Di tengah ketidakpastian global, pasar saham Indonesia tetap menawarkan sejumlah peluang bagi investor. Salah satu pendekatan yang kerap digunakan untuk menyusun portofolio adalah mencermati sektor-sektor dengan kapitalisasi pasar terbesar, yang umumnya merefleksikan minat investor tinggi serta prospek pertumbuhan jangka panjang.
Berdasarkan data per 14 Mei 2025, berikut tujuh sektor saham terbesar di Indonesia beserta sejumlah faktor yang membuatnya layak diperhatikan.
1. Keuangan — Rp 3.499 triliun
Sektor keuangan menjadi penopang utama bursa dengan porsi kapitalisasi pasar terbesar. Pergerakan sektor ini banyak dipengaruhi bank-bank besar seperti BBCA, BBRI, BMRI, BBNI, serta perusahaan multifinance.
2. Barang Baku — Rp 1.951 triliun
Sektor barang baku dihuni perusahaan kimia seperti TPIA, BRPT, AVIA, lalu emiten logam dan mineral seperti AMMN, ANTM, BRMS, serta pemain di industri semen.
- Menopang industri hulu nasional
- Berpotensi terdorong kebijakan hilirisasi pemerintah
- Mendukung pengembangan energi baru dan kendaraan listrik
- Memiliki eksposur terhadap ekspor
3. Energi — Rp 1.819 triliun
Meski dunia bergerak menuju transisi energi hijau, energi konvensional seperti batubara masih menjadi andalan. Emiten seperti ADRO, PTBA, dan BREN termasuk pemain penting di sektor ini.
- Permintaan dinilai tetap ada karena energi merupakan kebutuhan dasar lintas sektor
- Peluang kinerja meningkat saat harga komoditas menguat
- Dividen tinggi dan konsisten pada sejumlah emiten
- Menjadi salah satu kontributor devisa
4. Infrastruktur — Rp 1.559 triliun
Sektor infrastruktur mencakup utilitas listrik seperti BREN, telekomunikasi seperti TLKM, ISAT, EXCL, operator jalan tol seperti JSMR dan CMNP, hingga konstruksi bangunan.

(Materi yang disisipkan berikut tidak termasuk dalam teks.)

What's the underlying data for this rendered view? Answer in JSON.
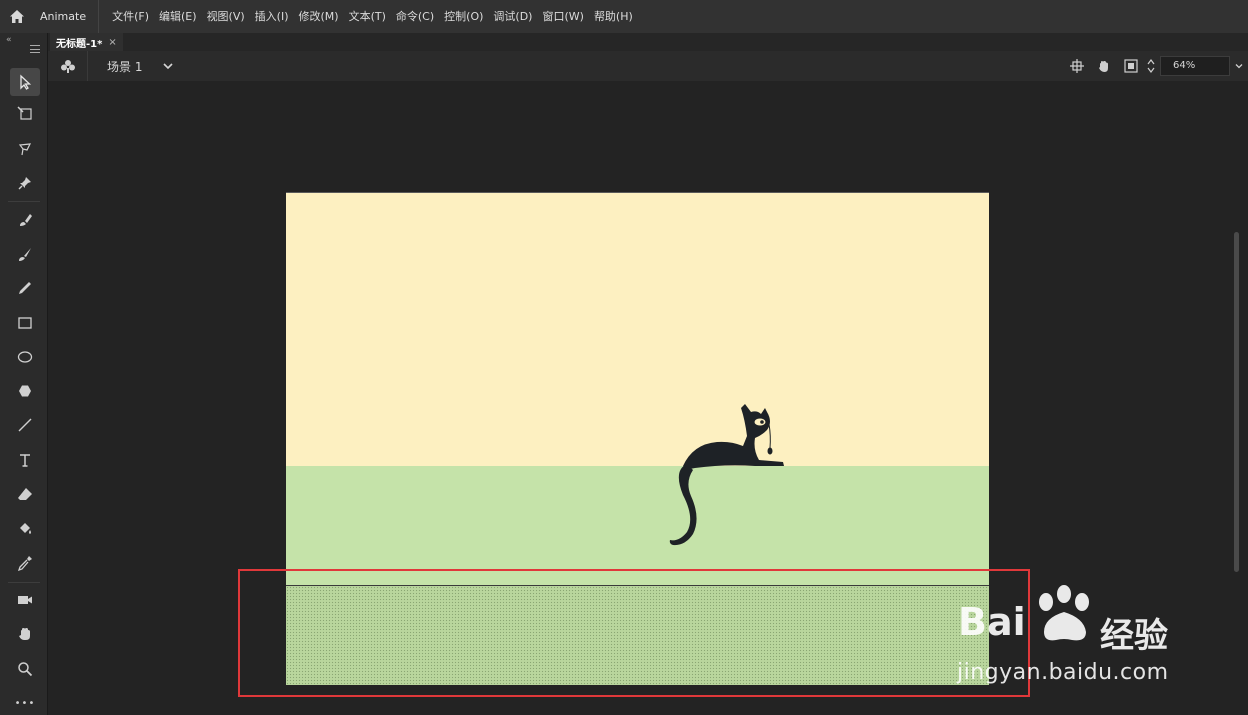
{
  "app": {
    "name": "Animate"
  },
  "menu": [
    "文件(F)",
    "编辑(E)",
    "视图(V)",
    "插入(I)",
    "修改(M)",
    "文本(T)",
    "命令(C)",
    "控制(O)",
    "调试(D)",
    "窗口(W)",
    "帮助(H)"
  ],
  "document": {
    "tab_title": "无标题-1*",
    "close_glyph": "×"
  },
  "scene": {
    "label": "场景 1"
  },
  "zoom": {
    "value": "64%"
  },
  "tools": [
    {
      "name": "selection-tool-icon",
      "active": true
    },
    {
      "name": "free-transform-tool-icon"
    },
    {
      "name": "lasso-tool-icon"
    },
    {
      "name": "pin-tool-icon"
    },
    {
      "name": "paint-brush-tool-icon"
    },
    {
      "name": "brush-tool-icon"
    },
    {
      "name": "pencil-tool-icon"
    },
    {
      "name": "rectangle-tool-icon"
    },
    {
      "name": "oval-tool-icon"
    },
    {
      "name": "polystar-tool-icon"
    },
    {
      "name": "line-tool-icon"
    },
    {
      "name": "text-tool-icon"
    },
    {
      "name": "eraser-tool-icon"
    },
    {
      "name": "paint-bucket-tool-icon"
    },
    {
      "name": "eyedropper-tool-icon"
    },
    {
      "name": "camera-tool-icon"
    },
    {
      "name": "hand-tool-icon"
    },
    {
      "name": "zoom-tool-icon"
    }
  ],
  "toolbar_more": "•••",
  "watermark": {
    "brand_latin": "Bai",
    "brand_cn": "经验",
    "url": "jingyan.baidu.com"
  },
  "colors": {
    "sky": "#fdf0c1",
    "ground": "#c5e3a9",
    "highlight": "#e0383a",
    "cat": "#1e2226"
  }
}
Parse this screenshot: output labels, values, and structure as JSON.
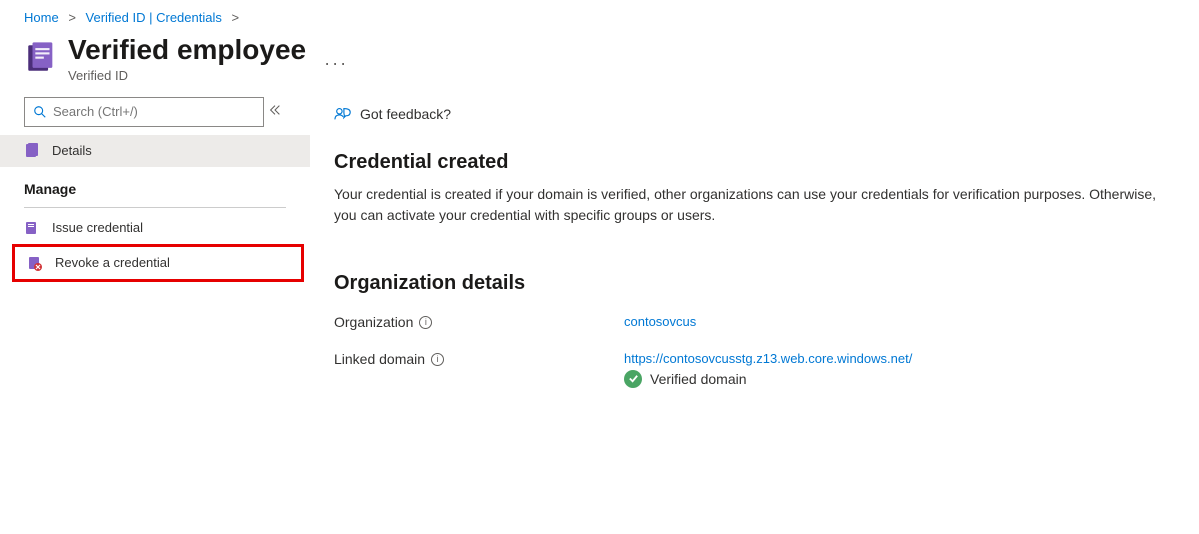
{
  "breadcrumb": {
    "home": "Home",
    "verified_id": "Verified ID | Credentials"
  },
  "header": {
    "title": "Verified employee",
    "subtitle": "Verified ID"
  },
  "sidebar": {
    "search_placeholder": "Search (Ctrl+/)",
    "items": {
      "details": "Details",
      "manage_header": "Manage",
      "issue": "Issue credential",
      "revoke": "Revoke a credential"
    }
  },
  "main": {
    "feedback": "Got feedback?",
    "created_heading": "Credential created",
    "created_body": "Your credential is created if your domain is verified, other organizations can use your credentials for verification purposes. Otherwise, you can activate your credential with specific groups or users.",
    "org_heading": "Organization details",
    "org_label": "Organization",
    "org_value": "contosovcus",
    "domain_label": "Linked domain",
    "domain_url": "https://contosovcusstg.z13.web.core.windows.net/",
    "verified_text": "Verified domain"
  }
}
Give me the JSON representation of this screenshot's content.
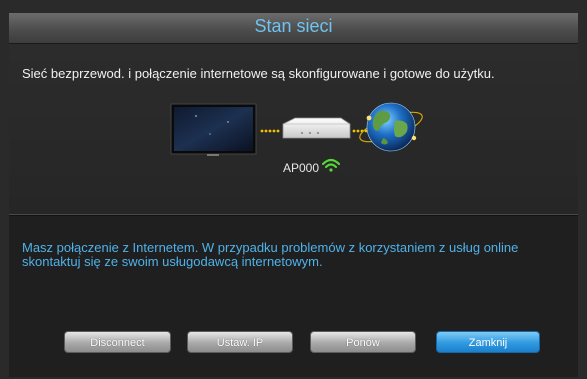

- Didorong fokus pemerintah pada pembangunan fisik
- Modernisasi jaringan dan digitalisasi
- Perluasan akses logistik dan transportasi
- Efek pengganda terhadap aktivitas ekonomi
5. Barang Konsumen Primer — Rp 1.053 triliun
Barang konsumen primer kerap dinilai defensif karena produknya dibutuhkan dalam keseharian. Sejumlah emiten besar di sektor ini antara lain ICBP, INDF, UNVR, dan MYOR.
- Produk dibutuhkan sepanjang waktu
- Relatif lebih tahan saat terjadi krisis
- Arus kas cenderung stabil dan lebih terprediksi
- Dividen konsisten pada sejumlah emiten
6. Teknologi — Rp 679 triliun
Setelah sempat dikenal sebagai sektor yang bertumbuh cepat tanpa profit, sektor teknologi mulai menampilkan model bisnis yang dinilai lebih matang. DCII, GOTO, dan BUKA termasuk emiten yang menonjol.
- Digitalisasi yang semakin masif di berbagai sektor
- Peralihan fokus menuju profitabilitas
- Upaya monetisasi basis pengguna
- Pengembangan infrastruktur teknologi
7. Properti & Real Estat — Rp 485 triliun
Pasar properti disebut mulai menunjukkan tanda pemulihan. Emiten seperti PANI, BSDE, PWON, dan SMRA menaruh optimisme pada pembangunan kota baru serta potensi perubahan arah suku bunga.
- Peluang penurunan suku bunga
- Pemulihan daya beli
- Dukungan pemerintah melalui insentif pajak dan subsidi
- Peningkatan investasi kawasan industri dan infrastruktur
Dengan memahami karakter masing-masing sektor, investor dapat menyusun strategi portofolio yang lebih seimbang, baik untuk jangka pendek maupun panjang. Pemantauan data, tren ekonomi, serta fundamental emiten tetap menjadi faktor penting dalam pengambilan keputusan investasi.